Comment ne pas dire la joie de retourner dans un théâtre fermé depuis maintenant sept mois à la suite du deuxième confinement et l’émotion qu’on éprouve à être à nouveau dans une salle pour assister à ce spectacle vivant qui nous a tant manqué, même si la salle bruxelloise ne peut accueillir pour l’instant plus de 200 spectateurs ?
Tosca est un opéra particulièrement indiqué en ces temps de distanciation physique, avec son nombre réduit de protagonistes sur scène (les chœurs sont placés dans une salle séparée et leurs interventions retransmises par haut-parleurs dans la salle), l'orchestration adaptée par Frédéric Chaslin à une formation réduite d’environ 50 musiciens (ce qui étonnamment ne se remarque qu’à peine, et encore favorablement par une transparence accrue du tissu orchestral).
Pour sa première mise en scène à la Monnaie, Rafael Villalobos s’en tient à deux idées essentielles. La première est que Tosca est assujettie à une double peur : celle du pouvoir temporel incarnée par la Rome de 1800 où gouverne depuis le Vatican le Pape, et celle de Dieu telle que distillée par un catholicisme vu non comme un vecteur de spiritualité mais comme un instrument de contrainte allié au politique.

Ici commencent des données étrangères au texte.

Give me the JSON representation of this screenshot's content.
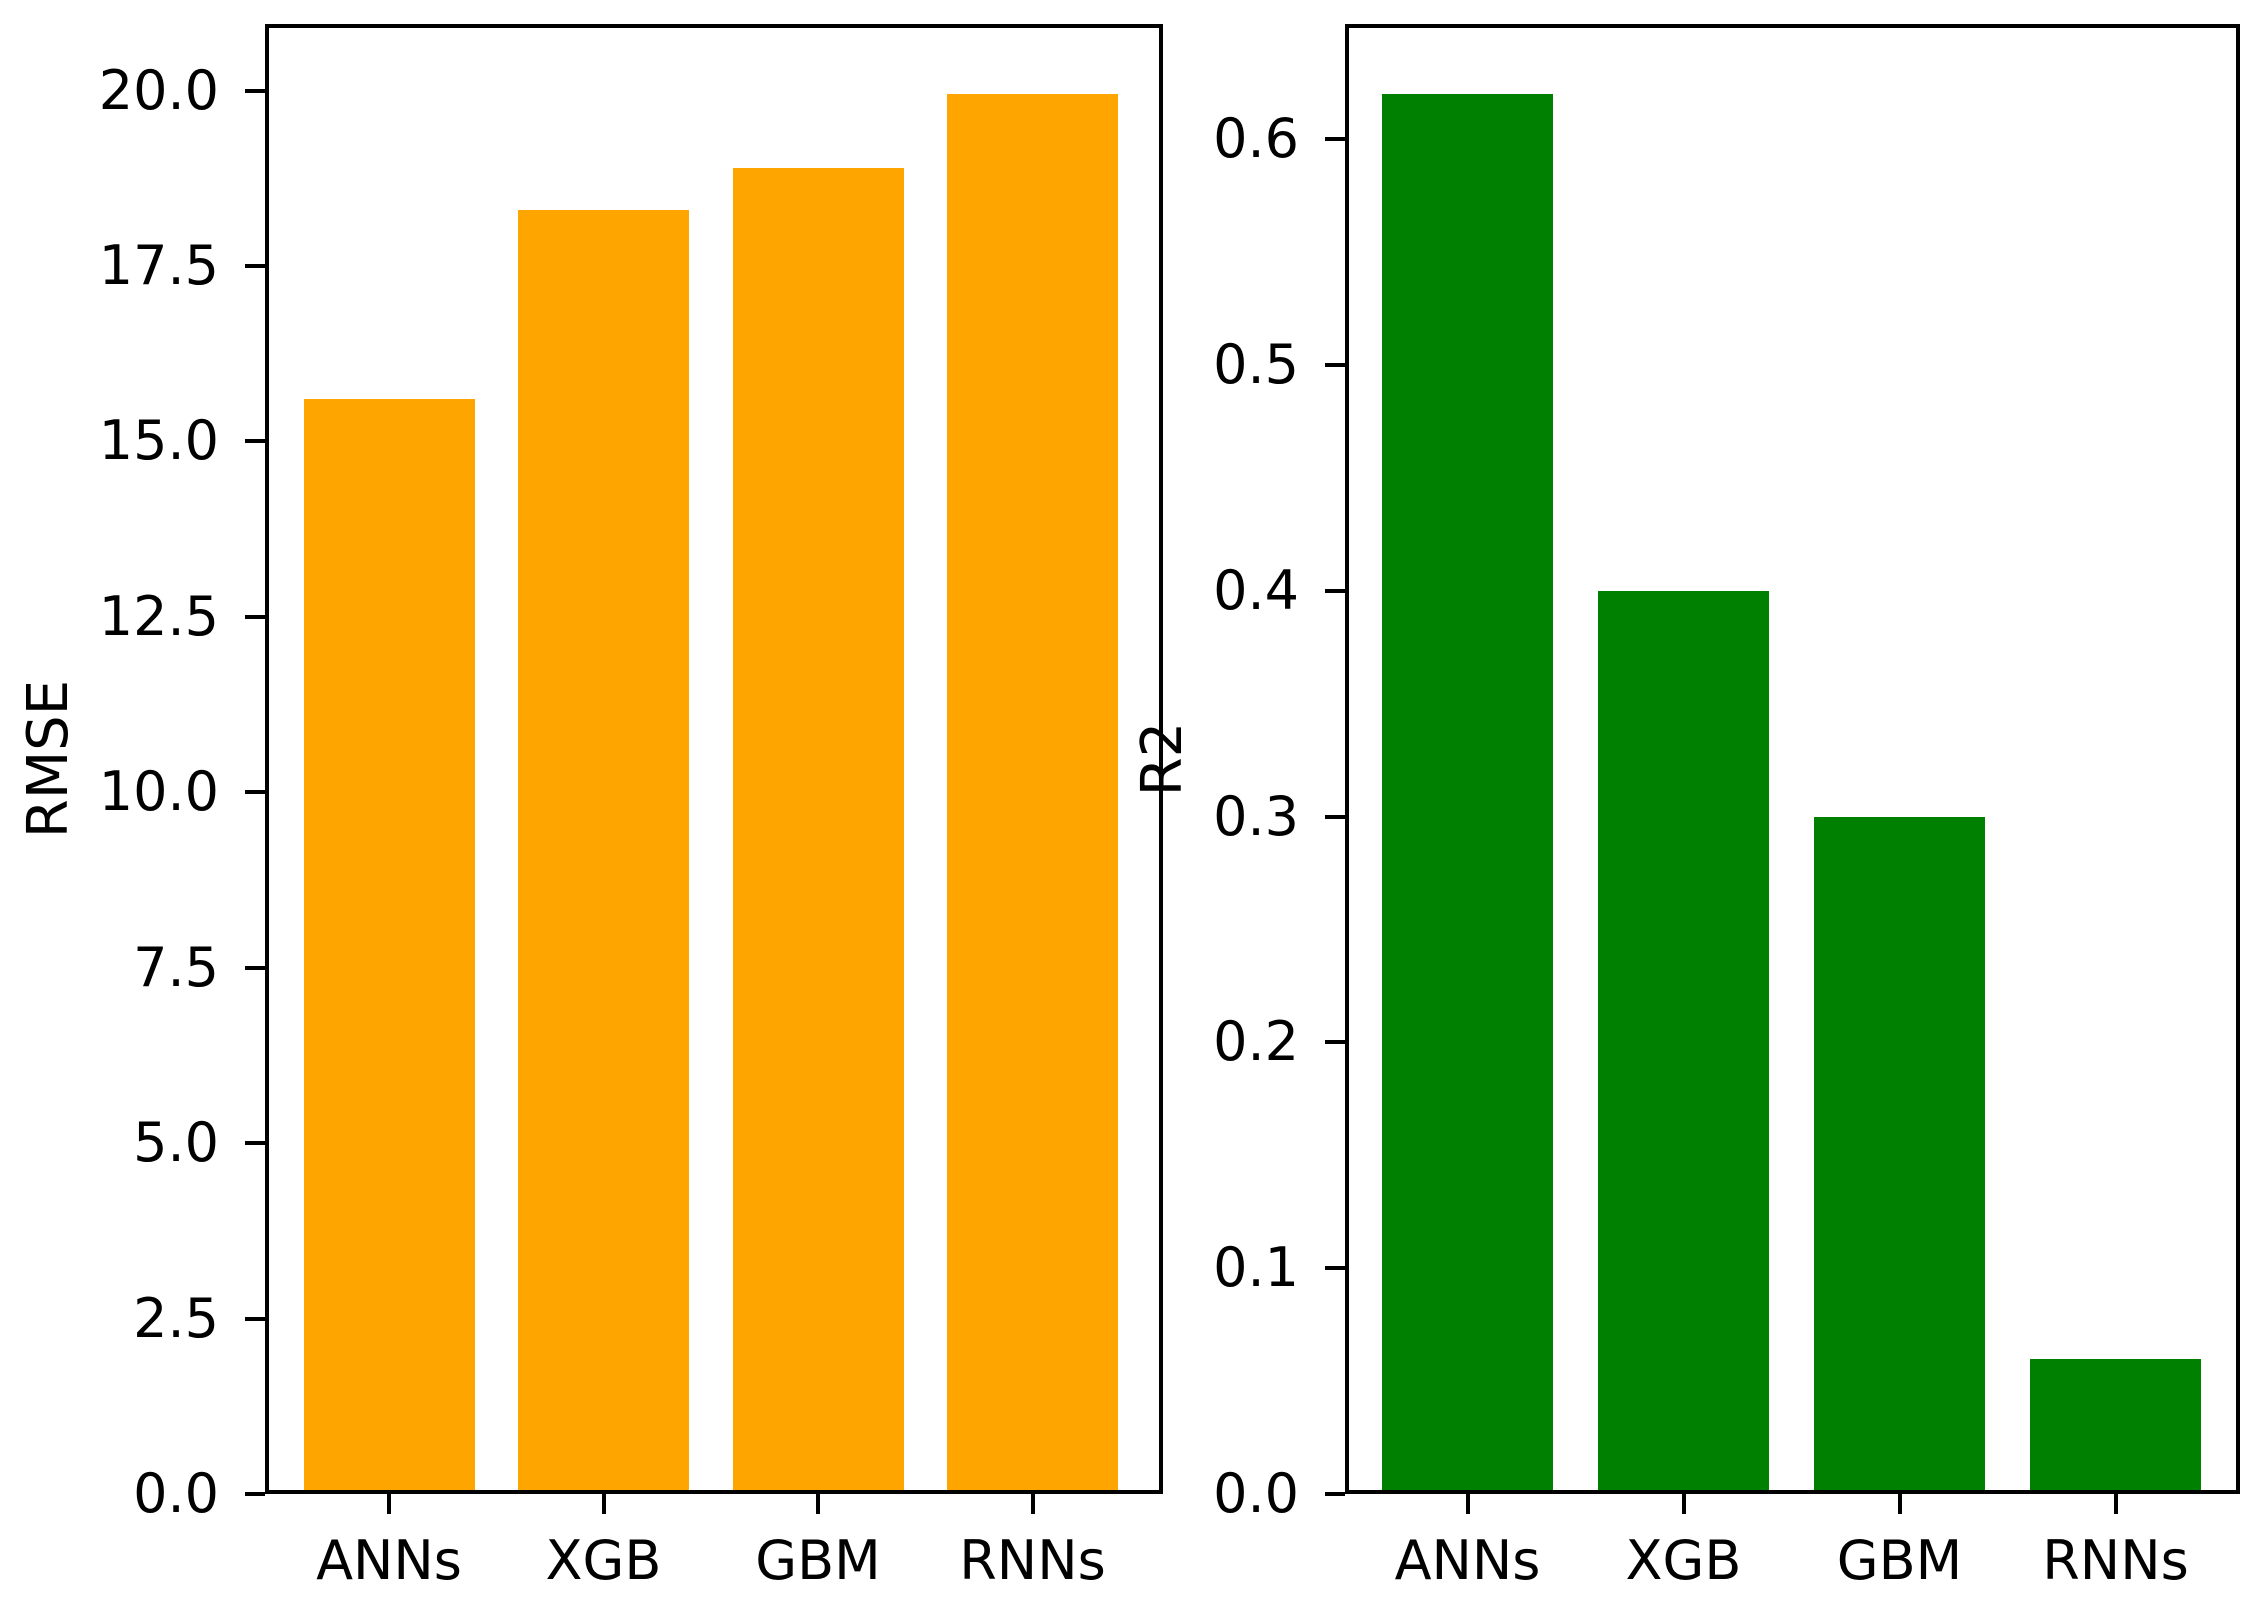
{
  "figure": {
    "background": "#ffffff",
    "text_color": "#000000"
  },
  "chart_data": [
    {
      "type": "bar",
      "title": "",
      "xlabel": "",
      "ylabel": "RMSE",
      "categories": [
        "ANNs",
        "XGB",
        "GBM",
        "RNNs"
      ],
      "values": [
        15.6,
        18.3,
        18.9,
        19.95
      ],
      "bar_color": "#FFA500",
      "ylim": [
        0,
        20.95
      ],
      "yticks": [
        "0.0",
        "2.5",
        "5.0",
        "7.5",
        "10.0",
        "12.5",
        "15.0",
        "17.5",
        "20.0"
      ],
      "grid": false,
      "legend": null
    },
    {
      "type": "bar",
      "title": "",
      "xlabel": "",
      "ylabel": "R2",
      "categories": [
        "ANNs",
        "XGB",
        "GBM",
        "RNNs"
      ],
      "values": [
        0.62,
        0.4,
        0.3,
        0.06
      ],
      "bar_color": "#008000",
      "ylim": [
        0,
        0.651
      ],
      "yticks": [
        "0.0",
        "0.1",
        "0.2",
        "0.3",
        "0.4",
        "0.5",
        "0.6"
      ],
      "grid": false,
      "legend": null
    }
  ]
}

La seconde est d’établir un parallélisme avec la vie et la mort de Pier Paolo Pasolini, persécuté – selon le metteur en scène espagnol – près d’un siècle et demi plus tard par ces mêmes impitoyables structures de pouvoir romaines. À l’appui de sa vision, Villalobos établit un parallèle entre l’univers de Pasolini (et en particulier son film Salò ou les 120 journées de Sodome) et les turpitudes du baron Scarpia. Pour intéressante qu’elle puisse paraître, nous verrons que c’est une fausse bonne idée qui dépare une direction d’acteurs d’une grande finesse.
Le décor extrêmement efficace d’Emanuele Sinisi se compose d’un plateau tournant qui renferme deux enceintes semi-circulaires : la première fait penser à un Colisée miniature stylisé et renferme la seconde constituée de minces et hautes tubulures. C’est là que Cavaradossi (Andrea Carè, ténor à la voix chaude mais en légère méforme) peint sa Madone alors que pend des cintres une immense et superbe toile rectangulaire (signée Santiago Ydáñez) représentant la moitié gauche d’un visage féminin, et que fait son entrée Floria Tosca, incarnée ici par Monica Zanettin. La soprano italienne est une chanteuse assez particulière : elle fait montre d’une technique sûre et d’un talent dramatique extrêmement convaincant, même si la voix est peu colorée, assez dure et marquée d’un vibrato parfois envahissant. Ses confrontations avec l’excellent Scarpia de Dimitris Tiliakos (chanteur au timbre noir et à la diction mordante, acteur plein de morgue) sont un régal.